One is the suggestion that what I think is "true for me." This can be used both offensively ("This is true for me and how dare you question it") and defensively ("That may be true for you, but this is true for me"). It's defensive use has the appearance of humility.
But, while it doesn't question another's experience, it also doesn't allow another's experience to touch its viewpoint at all. Relevance, I've been told by a philosopher, is a reciprocal term. That means that if A is relevant to B, then B is relevant to A. In this case, the person who dissembles with the "true for you" statement cuts off their interlocutor from the conversation by saying basically, "Your experience led you to that conclusion, but mine led me to this one. Your experience is irrelevant to what I believe!" In the end, though it seems humble, the "true for me, not for you" line is as dogmatically close-minded as the worst types of fundamentalism, except instead of a fundamentalism based on centuries of accumulation in a sacred text, this fundamentalism is based myopically on an individual's experience.
A silly illustration: Jane points at a cup and says, "That's red." Joe responds, "No, that's closer to salmon." Jane retorts, "It may be salmon to you, but it's red to me!" This may seem of no consequence in talking about a cup, but it becomes even more important when we're talking about God, society, politics, morals, and all the things that effect people every day.
There is a second type of 'relativism,' however, that I think is truly humble. Instead of saying, "This is true for me," it says "This is my best guess." Any "best guess" is going to be based in personal experience, but instead of being dogmatically closed to the experience of others, it is open and assumes that it is attempting to describe a Reality that will either validate or invalidate its claim. By being open to other's experiences, it learns to describe the reality better and better. "My best guess," at its best, is a refining process.
Back to the cup, Jane says, "That's red." Joe responds, "No, that's closer to salmon." Jane replies, "Oh, really? How can you tell the difference?" Instead of maintaining her 'right' to call the cup red, Jane enters into a larger 'reality' of color differentiation.

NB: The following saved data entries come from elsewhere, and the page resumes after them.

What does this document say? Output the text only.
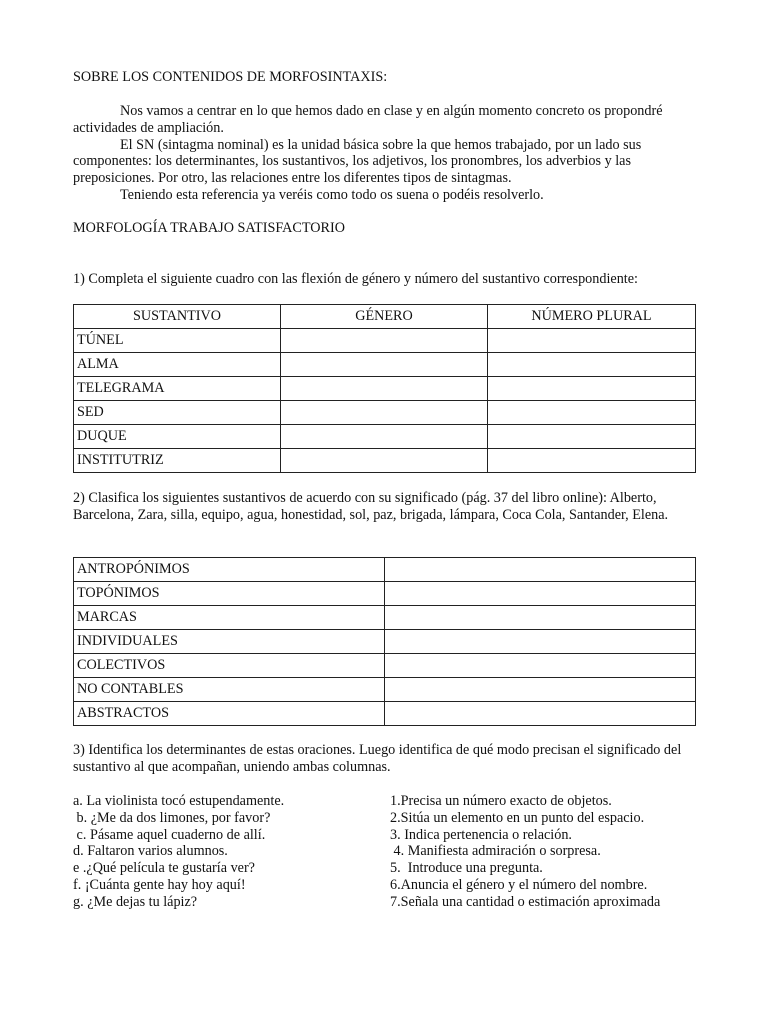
SOBRE LOS CONTENIDOS DE MORFOSINTAXIS:
Nos vamos a centrar en lo que hemos dado en clase y en algún momento concreto os propondré actividades de ampliación.
El SN (sintagma nominal) es la unidad básica sobre la que hemos trabajado, por un lado sus componentes: los determinantes, los sustantivos, los adjetivos, los pronombres, los adverbios y las preposiciones. Por otro, las relaciones entre los diferentes tipos de sintagmas.
Teniendo esta referencia ya veréis como todo os suena o podéis resolverlo.
MORFOLOGÍA TRABAJO SATISFACTORIO
1) Completa el siguiente cuadro con las flexión de género y número del sustantivo correspondiente:
SUSTANTIVO	GÉNERO	NÚMERO PLURAL
TÚNEL		
ALMA		
TELEGRAMA		
SED		
DUQUE		
INSTITUTRIZ		
2) Clasifica los siguientes sustantivos de acuerdo con su significado (pág. 37 del libro online): Alberto, Barcelona, Zara, silla, equipo, agua, honestidad, sol, paz, brigada, lámpara, Coca Cola, Santander, Elena.
ANTROPÓNIMOS	
TOPÓNIMOS	
MARCAS	
INDIVIDUALES	
COLECTIVOS	
NO CONTABLES	
ABSTRACTOS	
3) Identifica los determinantes de estas oraciones. Luego identifica de qué modo precisan el significado del sustantivo al que acompañan, uniendo ambas columnas.
a. La violinista tocó estupendamente.
b. ¿Me da dos limones, por favor?
c. Pásame aquel cuaderno de allí.
d. Faltaron varios alumnos.
e .¿Qué película te gustaría ver?
f. ¡Cuánta gente hay hoy aquí!
g. ¿Me dejas tu lápiz?
1.Precisa un número exacto de objetos.
2.Sitúa un elemento en un punto del espacio.
3. Indica pertenencia o relación.
4. Manifiesta admiración o sorpresa.
5.  Introduce una pregunta.
6.Anuncia el género y el número del nombre.
7.Señala una cantidad o estimación aproximada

In this second form of 'relativism,' one holds one's ideas about the world tentatively, and allows them to be questioned both by others and the thing being observed. So, Jane allows her ascription of 'red' to the cup to be challenged and enters into something deeper than she started with. But, the cup itself will also govern the conversation. If the cup were actually green, then the whole conversation above is a farce. While in the first conversation, Jane seeks to push her will onto the cup and uphold her will over against Joe's description, in the second, she submits herself to the reality she finds in the cup through Joe's description. That is the proper ordering, and we would all (especially us believers) do well to remember that when we seek to describe the One who revealed Himself through Jesus Christ our Lord.